My mom had me at 16. My dad was 21. They were never dating. He proposed when I was born. She refused, and he left. My mom got in to college, and when I wasn’t with my grandparents, I was living with my very young mom and her college roommates. At home with my mom, I was constantly exposed to partying, drugs, random men, and people who should have never been around a young child.
After college, we moved to the projects. From the ages of 6 to 9, I was molested by a neighbor, who told me he would kill my mom if I told anyone. Eventually the abuse amounted to one instance of me being violently sexually assaulted. My mom was arrested in front of me for attacking the man who abused me, and I developed PTSD. Around this time, my mom got married to a man who was secretly physically and verbally abusing me – he would choke me, throw things at me, make up strange lies about me misbehaving, call me sexually derogatory names, and he conditioned me to be anorexic. I was a very messed up and very lonely little kid.

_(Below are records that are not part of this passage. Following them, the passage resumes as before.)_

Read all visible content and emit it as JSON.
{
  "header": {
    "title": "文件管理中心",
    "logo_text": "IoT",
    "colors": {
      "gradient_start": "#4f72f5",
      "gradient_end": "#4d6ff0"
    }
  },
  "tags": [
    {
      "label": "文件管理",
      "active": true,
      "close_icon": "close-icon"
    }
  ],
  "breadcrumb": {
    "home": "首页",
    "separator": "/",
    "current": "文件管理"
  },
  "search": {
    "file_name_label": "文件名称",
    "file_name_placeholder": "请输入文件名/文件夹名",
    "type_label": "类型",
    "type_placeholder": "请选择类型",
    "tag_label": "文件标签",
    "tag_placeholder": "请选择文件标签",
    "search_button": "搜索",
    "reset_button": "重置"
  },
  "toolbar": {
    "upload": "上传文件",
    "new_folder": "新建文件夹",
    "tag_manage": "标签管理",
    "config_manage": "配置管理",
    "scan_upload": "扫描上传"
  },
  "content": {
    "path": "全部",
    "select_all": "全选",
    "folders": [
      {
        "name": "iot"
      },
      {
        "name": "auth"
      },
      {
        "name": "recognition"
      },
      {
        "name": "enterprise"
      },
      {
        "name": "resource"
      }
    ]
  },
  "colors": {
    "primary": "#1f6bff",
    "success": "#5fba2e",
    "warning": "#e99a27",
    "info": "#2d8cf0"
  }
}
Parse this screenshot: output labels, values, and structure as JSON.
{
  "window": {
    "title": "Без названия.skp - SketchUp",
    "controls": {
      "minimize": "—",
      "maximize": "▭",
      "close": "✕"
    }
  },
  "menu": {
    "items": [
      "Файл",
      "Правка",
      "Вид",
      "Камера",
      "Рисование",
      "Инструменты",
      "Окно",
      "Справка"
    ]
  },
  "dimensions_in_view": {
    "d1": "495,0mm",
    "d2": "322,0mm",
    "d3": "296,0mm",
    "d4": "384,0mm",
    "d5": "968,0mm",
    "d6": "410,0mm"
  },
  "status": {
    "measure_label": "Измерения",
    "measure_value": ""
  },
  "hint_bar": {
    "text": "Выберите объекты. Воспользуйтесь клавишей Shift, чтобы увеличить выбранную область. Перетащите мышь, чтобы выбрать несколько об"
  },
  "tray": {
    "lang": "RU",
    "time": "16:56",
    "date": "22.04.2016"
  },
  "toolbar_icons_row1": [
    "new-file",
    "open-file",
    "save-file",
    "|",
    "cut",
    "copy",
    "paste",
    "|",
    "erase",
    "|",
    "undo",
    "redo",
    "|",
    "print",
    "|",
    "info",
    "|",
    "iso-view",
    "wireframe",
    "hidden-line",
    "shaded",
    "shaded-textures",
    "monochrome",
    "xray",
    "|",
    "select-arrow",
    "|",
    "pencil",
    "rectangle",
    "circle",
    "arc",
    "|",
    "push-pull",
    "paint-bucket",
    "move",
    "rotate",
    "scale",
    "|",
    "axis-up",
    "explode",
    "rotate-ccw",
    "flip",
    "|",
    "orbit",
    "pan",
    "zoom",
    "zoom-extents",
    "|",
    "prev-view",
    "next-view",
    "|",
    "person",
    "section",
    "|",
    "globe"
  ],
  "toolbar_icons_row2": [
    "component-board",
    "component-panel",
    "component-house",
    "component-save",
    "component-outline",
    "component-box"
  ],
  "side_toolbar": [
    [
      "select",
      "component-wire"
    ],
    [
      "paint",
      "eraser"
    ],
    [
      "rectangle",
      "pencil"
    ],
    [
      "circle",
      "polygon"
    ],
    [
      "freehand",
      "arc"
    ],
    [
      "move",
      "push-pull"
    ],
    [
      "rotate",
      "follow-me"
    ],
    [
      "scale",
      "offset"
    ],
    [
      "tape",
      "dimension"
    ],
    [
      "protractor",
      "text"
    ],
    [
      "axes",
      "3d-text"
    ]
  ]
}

It took me a long time to come to terms with the fact that my mom was neglectful and abusive – and longer to understand that she was a kid and was also abused. When abortion access became all-but-illegal in Indiana, my mom broke down and told me that she had five abortions from the time I was born until my sister was born when I was 12, including an abortion of very much wanted identical twins shortly after I was hospitalized for being raped.
I am so grateful that my mom, with all of her problems, had the foresight, maturity, and resources to seek out abortions when she could not care for me like she should have. Had a new baby – let alone six new babies – come in to our family when I was younger, the abuse and neglect I was enduring would have deepened.
Abortion enabled me to save my own life. Abortion prevented more children from being neglected and abused. Abortion enabled my family to grow and heal. My mom and I are both lawyers now.